Direct effect independent variables
Estimation variances for direct effect independent variables. Must be the same shape as direct.cov
Estimation covariances between the response variable and direct effect independent variables. Most be the same shape as direct.cov
Independent variables each modeled as a brownian motion
Estimation variances for the brownian covariates. Must be the same shape as random.cov
Estimation covariances between the response variable and random effect independent variables. Most be the same shape as random.cov
An ape::ace object, with estimated ancestral character states. Optional
One of "regimes", "ace" or "simmap". "regimes" tells slouch to use `phy$node.label` to assign internal regimes. "ace" tells slouch to use ancestral posterior probabilities for ancestral regimes. "simmap" tells slouch to use the simmap mappings associated with `phy`
a logical value indicathing whether "Ya" should be estimated. If true, the intercept K = 1 is expanded to Ya = exp(-a*t) and b0 = 1-exp(-a*t). If models with categorical covariates are used, this will instead estimate a separate primary optimum for the root niche, "Ya". This only makes sense for non-ultrametric trees. If the tree is ultrametric, the model matrix becomes singular.

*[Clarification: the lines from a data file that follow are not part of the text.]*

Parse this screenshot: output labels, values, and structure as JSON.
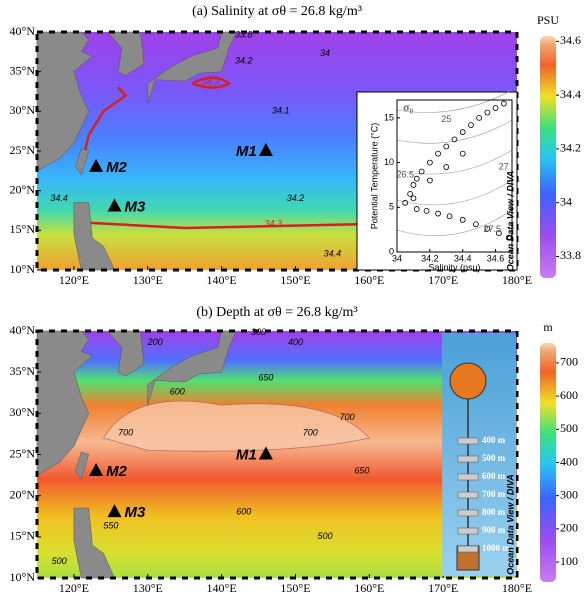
{
  "chart_data": [
    {
      "type": "map",
      "title": "(a) Salinity at σθ = 26.8 kg/m³",
      "xlim": [
        115,
        180
      ],
      "ylim": [
        10,
        40
      ],
      "xticks": [
        {
          "value": 120,
          "label": "120°E"
        },
        {
          "value": 130,
          "label": "130°E"
        },
        {
          "value": 140,
          "label": "140°E"
        },
        {
          "value": 150,
          "label": "150°E"
        },
        {
          "value": 160,
          "label": "160°E"
        },
        {
          "value": 170,
          "label": "170°E"
        },
        {
          "value": 180,
          "label": "180°E"
        }
      ],
      "yticks": [
        {
          "value": 10,
          "label": "10°N"
        },
        {
          "value": 15,
          "label": "15°N"
        },
        {
          "value": 20,
          "label": "20°N"
        },
        {
          "value": 25,
          "label": "25°N"
        },
        {
          "value": 30,
          "label": "30°N"
        },
        {
          "value": 35,
          "label": "35°N"
        },
        {
          "value": 40,
          "label": "40°N"
        }
      ],
      "colorbar": {
        "label": "PSU",
        "lim": [
          33.72,
          34.62
        ],
        "ticks": [
          33.8,
          34,
          34.2,
          34.4,
          34.6
        ]
      },
      "stations": [
        {
          "name": "M1",
          "lon": 146,
          "lat": 25
        },
        {
          "name": "M2",
          "lon": 123,
          "lat": 23
        },
        {
          "name": "M3",
          "lon": 125.5,
          "lat": 18
        }
      ],
      "contour_labels": [
        {
          "value": 34.3,
          "lon": 138.5,
          "lat": 33.6,
          "color": "#d62020"
        },
        {
          "value": 34.3,
          "lon": 147,
          "lat": 15.8,
          "color": "#d62020"
        },
        {
          "value": 34.4,
          "lon": 118,
          "lat": 19,
          "color": "#000000"
        },
        {
          "value": 34.2,
          "lon": 150,
          "lat": 19,
          "color": "#000000"
        },
        {
          "value": 34.1,
          "lon": 148,
          "lat": 30,
          "color": "#000000"
        },
        {
          "value": 34.2,
          "lon": 143,
          "lat": 36.3,
          "color": "#000000"
        },
        {
          "value": 34,
          "lon": 154,
          "lat": 37.3,
          "color": "#000000"
        },
        {
          "value": 33.8,
          "lon": 143,
          "lat": 39.6,
          "color": "#000000"
        },
        {
          "value": 34.4,
          "lon": 155,
          "lat": 12,
          "color": "#000000"
        }
      ],
      "inset": {
        "type": "scatter",
        "title": "σ₀",
        "xlabel": "Salinity (psu)",
        "ylabel": "Potential Temperature (°C)",
        "xlim": [
          34,
          34.7
        ],
        "ylim": [
          0,
          17
        ],
        "xticks": [
          34,
          34.2,
          34.4,
          34.6
        ],
        "yticks": [
          0,
          5,
          10,
          15
        ],
        "x": [
          34.05,
          34.08,
          34.1,
          34.12,
          34.15,
          34.2,
          34.25,
          34.3,
          34.35,
          34.4,
          34.45,
          34.5,
          34.55,
          34.6,
          34.65,
          34.12,
          34.18,
          34.25,
          34.32,
          34.4,
          34.48,
          34.55,
          34.62,
          34.68,
          34.1,
          34.2,
          34.3,
          34.4
        ],
        "y": [
          5.5,
          6.5,
          7.5,
          8.2,
          9,
          10,
          11,
          11.8,
          12.6,
          13.4,
          14.2,
          15,
          15.6,
          16.1,
          16.6,
          4.8,
          4.6,
          4.3,
          4,
          3.6,
          3.1,
          2.6,
          2.1,
          1.6,
          6,
          8,
          9.5,
          11
        ],
        "isopycnal_labels": [
          {
            "value": 25,
            "s": 34.3,
            "t": 14.8
          },
          {
            "value": 26.5,
            "s": 34.05,
            "t": 8.6
          },
          {
            "value": 27,
            "s": 34.65,
            "t": 9.5
          },
          {
            "value": 27.5,
            "s": 34.58,
            "t": 2.5
          }
        ]
      },
      "watermark": "Ocean Data View / DIVA"
    },
    {
      "type": "map",
      "title": "(b) Depth at σθ = 26.8 kg/m³",
      "xlim": [
        115,
        180
      ],
      "ylim": [
        10,
        40
      ],
      "xticks": [
        {
          "value": 120,
          "label": "120°E"
        },
        {
          "value": 130,
          "label": "130°E"
        },
        {
          "value": 140,
          "label": "140°E"
        },
        {
          "value": 150,
          "label": "150°E"
        },
        {
          "value": 160,
          "label": "160°E"
        },
        {
          "value": 170,
          "label": "170°E"
        },
        {
          "value": 180,
          "label": "180°E"
        }
      ],
      "yticks": [
        {
          "value": 10,
          "label": "10°N"
        },
        {
          "value": 15,
          "label": "15°N"
        },
        {
          "value": 20,
          "label": "20°N"
        },
        {
          "value": 25,
          "label": "25°N"
        },
        {
          "value": 30,
          "label": "30°N"
        },
        {
          "value": 35,
          "label": "35°N"
        },
        {
          "value": 40,
          "label": "40°N"
        }
      ],
      "colorbar": {
        "label": "m",
        "lim": [
          40,
          760
        ],
        "ticks": [
          100,
          200,
          300,
          400,
          500,
          600,
          700
        ]
      },
      "stations": [
        {
          "name": "M1",
          "lon": 146,
          "lat": 25
        },
        {
          "name": "M2",
          "lon": 123,
          "lat": 23
        },
        {
          "name": "M3",
          "lon": 125.5,
          "lat": 18
        }
      ],
      "contour_labels": [
        {
          "value": 400,
          "lon": 150,
          "lat": 38.6,
          "color": "#000000"
        },
        {
          "value": 300,
          "lon": 145,
          "lat": 39.8,
          "color": "#000000"
        },
        {
          "value": 200,
          "lon": 131,
          "lat": 38.6,
          "color": "#000000"
        },
        {
          "value": 650,
          "lon": 146,
          "lat": 34.3,
          "color": "#000000"
        },
        {
          "value": 600,
          "lon": 134,
          "lat": 32.6,
          "color": "#000000"
        },
        {
          "value": 700,
          "lon": 127,
          "lat": 27.6,
          "color": "#000000"
        },
        {
          "value": 700,
          "lon": 157,
          "lat": 29.5,
          "color": "#000000"
        },
        {
          "value": 700,
          "lon": 152,
          "lat": 27.6,
          "color": "#000000"
        },
        {
          "value": 650,
          "lon": 159,
          "lat": 23,
          "color": "#000000"
        },
        {
          "value": 600,
          "lon": 143,
          "lat": 18,
          "color": "#000000"
        },
        {
          "value": 550,
          "lon": 125,
          "lat": 16.3,
          "color": "#000000"
        },
        {
          "value": 500,
          "lon": 154,
          "lat": 15,
          "color": "#000000"
        },
        {
          "value": 500,
          "lon": 118,
          "lat": 12,
          "color": "#000000"
        }
      ],
      "mooring_labels": [
        "400 m",
        "500 m",
        "600 m",
        "700 m",
        "800 m",
        "900 m",
        "1000 m"
      ],
      "watermark": "Ocean Data View / DIVA"
    }
  ]
}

a logical value indicathing whether "bXa" should be estimated. If true, bXa = 1-exp(-a*t) - (1-(1-exp(-a*t))/(a*t)) is added to the model matrix, estimating b*Xa. Same requirements as for estimating Ya.
a logical value. Whether to model interactions between (all) direct-effect continuous covariates and categorical regimes (experimental). Defaults to FALSE
use the approximate hessian matrix at the likelihood peak as found by the hillclimber, to compute standard errors for the parameters that enter in parameter search.
a scalar indicating the size of the support set, defaults to 2 units of log-likelihood.
threshold of iterative GLS estimation for when beta is considered to be converged.
number of CPU cores used in grid-search. If 2 or more cores are used, all print statements are silenced during grid search. If performance is critical it is recommended to compile and link R to a multithreaded BLAS, since most of the heavy computations are common matrix operations. Even if a singlethreaded BLAS is used, this may or may not improve performance, and performance may vary with OS.
logical, whether to use hillclimb parameter estimation routine or not. This routine (L-BFGS-B from optim()) may be combined with the grid-search, in which case it will on default start on the sigma and halflife for the local ML found by the grid-search.
lower bounds for the optimization routine, defaults to c(0,0). First entry in vector is half-life, second is stationary variance. When running direct effect models without observational error, it may be useful to specify a positive lower bounds for the stationary variance, e.g c(0, 0.001), since the residual variance-covariance matrix is degenerate when sigma = 0.
upper bounds for the optimization routine, defaults to c(Inf, Inf).
a logical value indicating whether to print a summary in each iteration of parameter search. May be useful when diagnosing unexpected behaviour or crashes.